«Russland hat ein Potential von 144 Mio. Menschen, davon über 30 Mio. Reservisten. Diesen stehen 35 Millionen Ukrainer gegenüber.»

Der im Westen propagierte Kollaps der russischen Streitkräfte in der Ukraine ist eine Illusion, publiziert Oberst Dr. Marlus Reisner auf der Webseite des österreichischen Bundesheers in einer profunden Analyse
Veröffentlicht: 3. Nov 2022 - Zuletzt Aktualisiert: 3. Nov 2022

Nach über 250 Tagen ist die Lage im Krieg um die Ukraine von weiteren verheerenden Eskalationen geprägt.
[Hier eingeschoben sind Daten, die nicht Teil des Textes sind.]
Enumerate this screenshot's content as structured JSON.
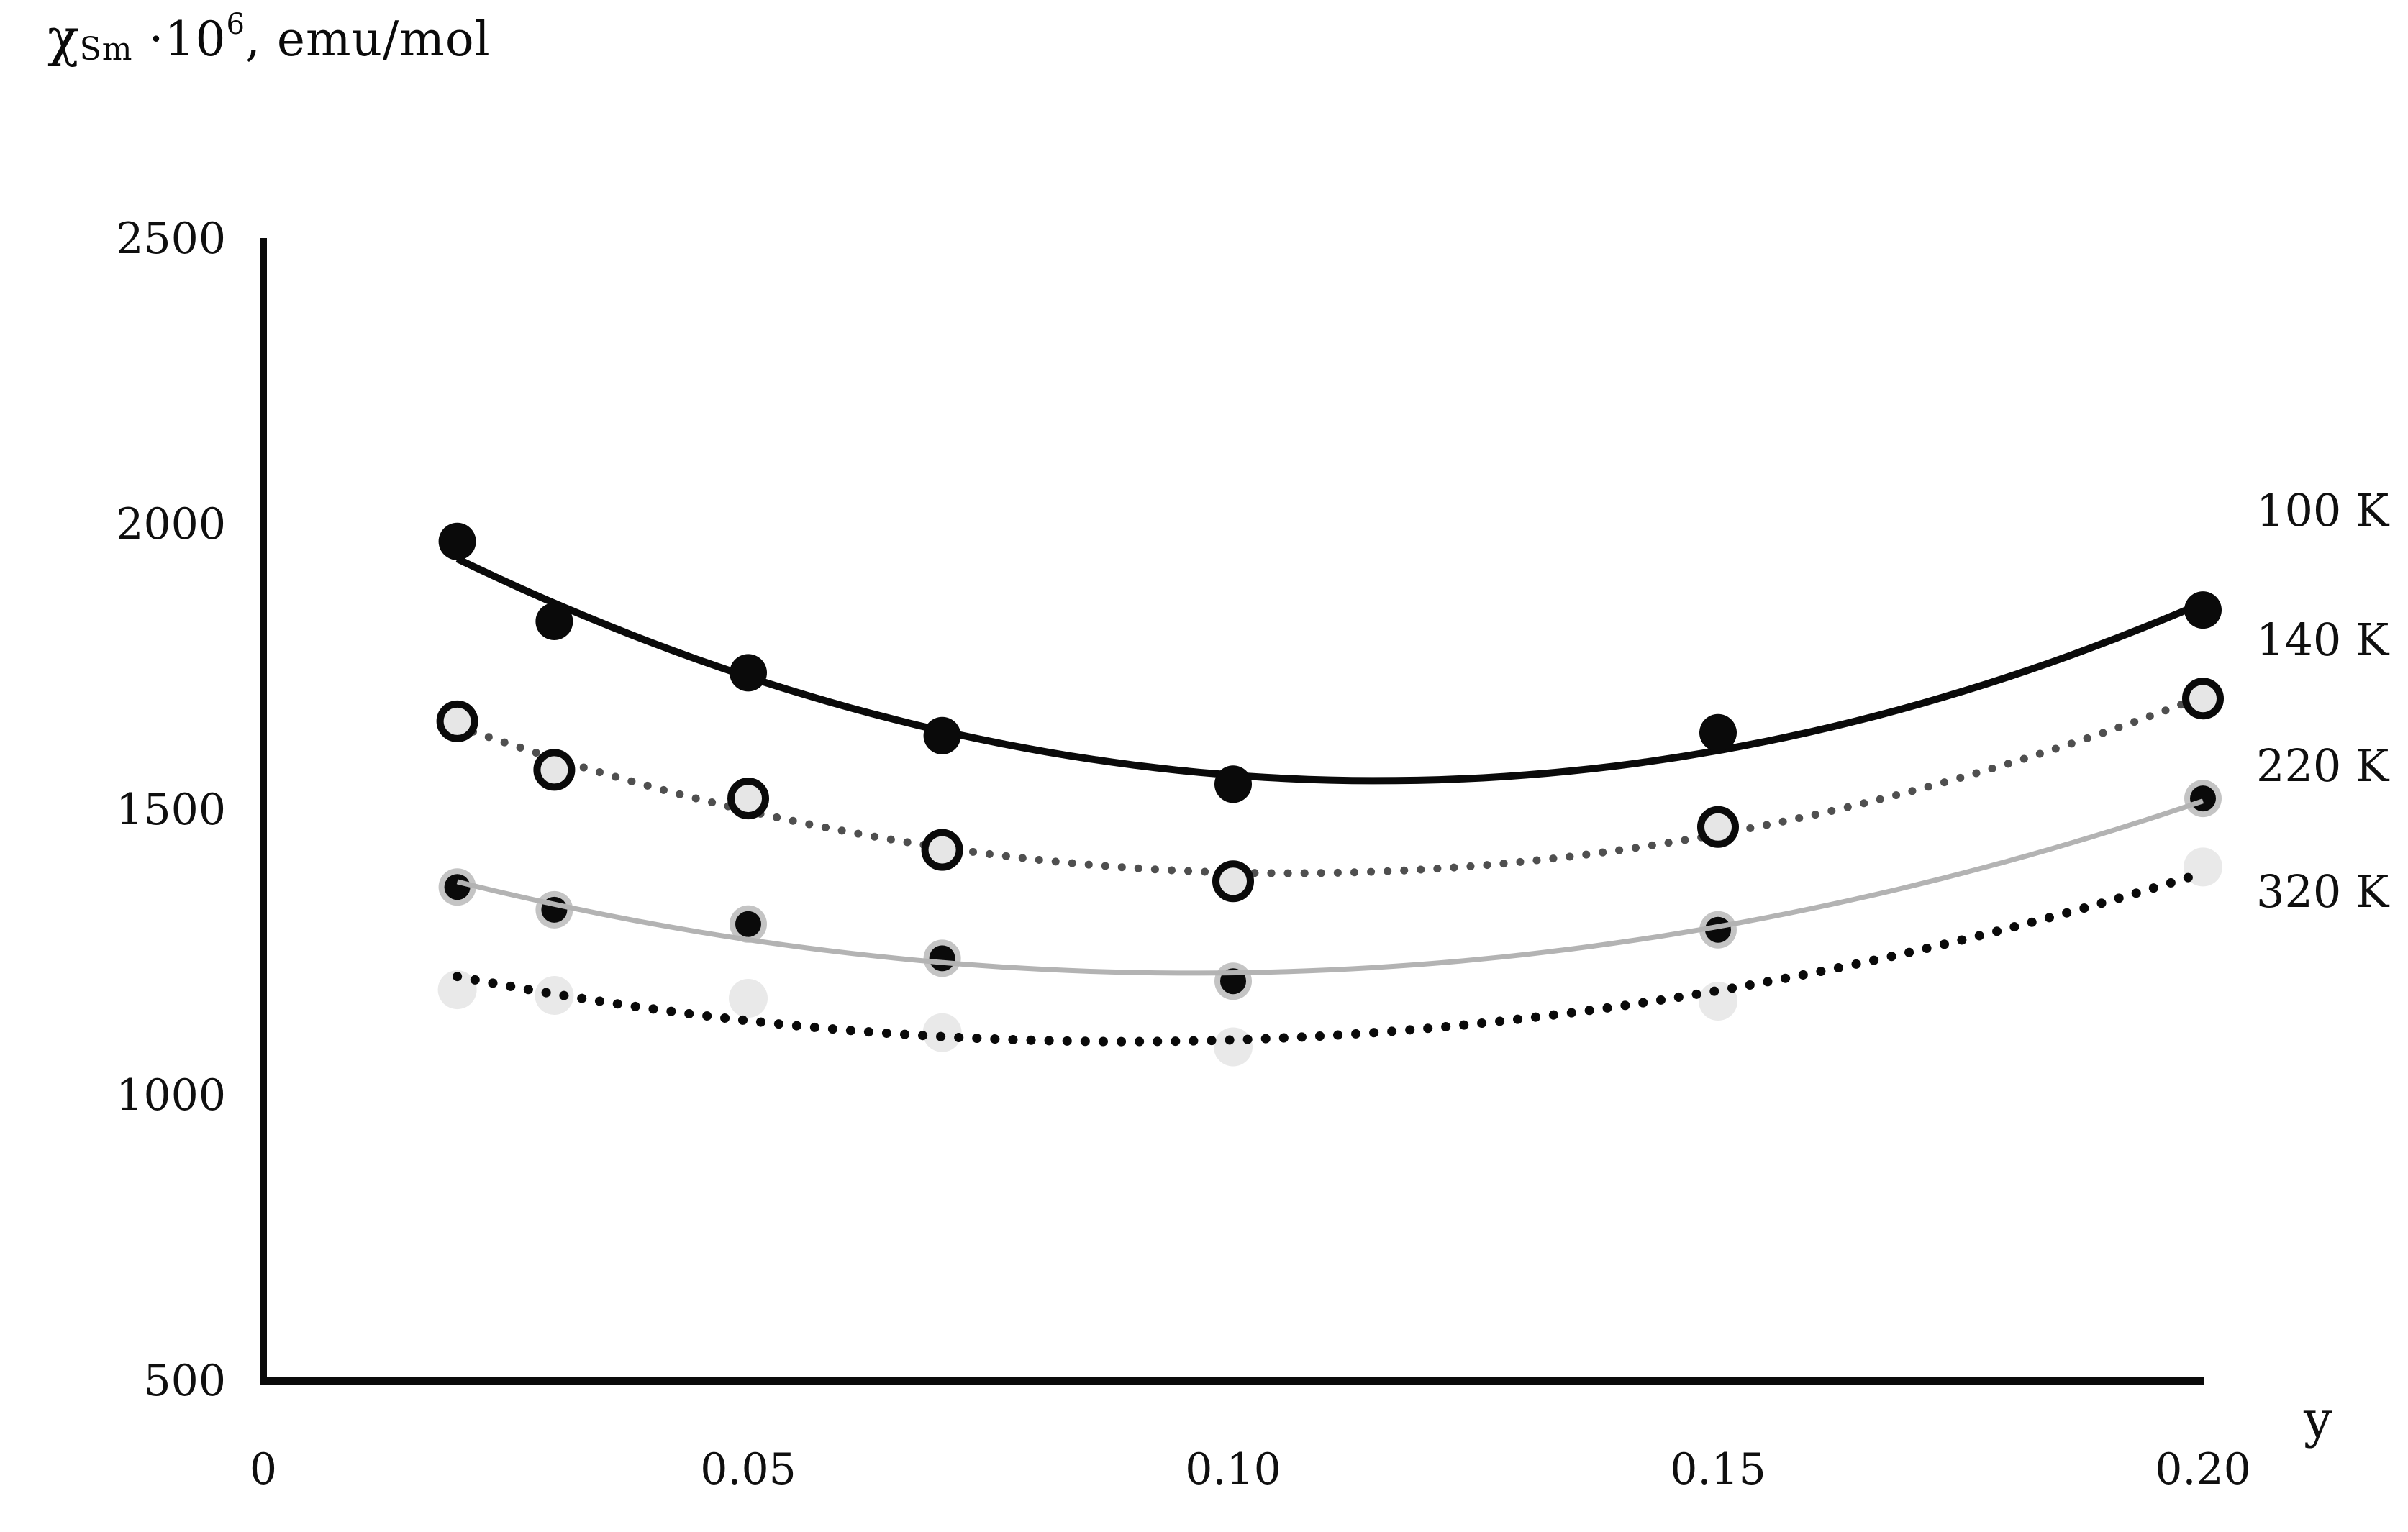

Dazu zählen in den letzten Wochen mehrere gegenseitig durchgeführte spektakuläre Angriffe. Diese lassen erkennen, dass eine Befriedung des Konflikts in naher Zukunft ausgeschlossen werden kann. Die größte Gefahr für den Westen und hier vor allem für Europa liegt darin, den Konflikt mit Russland um die Ukraine zu unterschätzen. Das österreichische Bundesheer publizierte eine Analyse von Oberst Dr. Markus Reisner. Wir bringen Auszüge.

 

«Die seit dem 10. Oktober laufenden Angriffe der russischen Seite auf die kritische Infrastruktur der Ukraine haben immer schwerere Zerstörungen zur Folge. Im nun folgenden Winter kann dies verheerende Auswirkungen auf die Ukraine haben. Deren Fähigkeit, den Abwehrkampf weiter fortführen zu können ist gefährdet. Die in der Ukraine verbliebenen 35 Millionen Menschen stehen vor einem harten Winter mit ungewissem Ausgang.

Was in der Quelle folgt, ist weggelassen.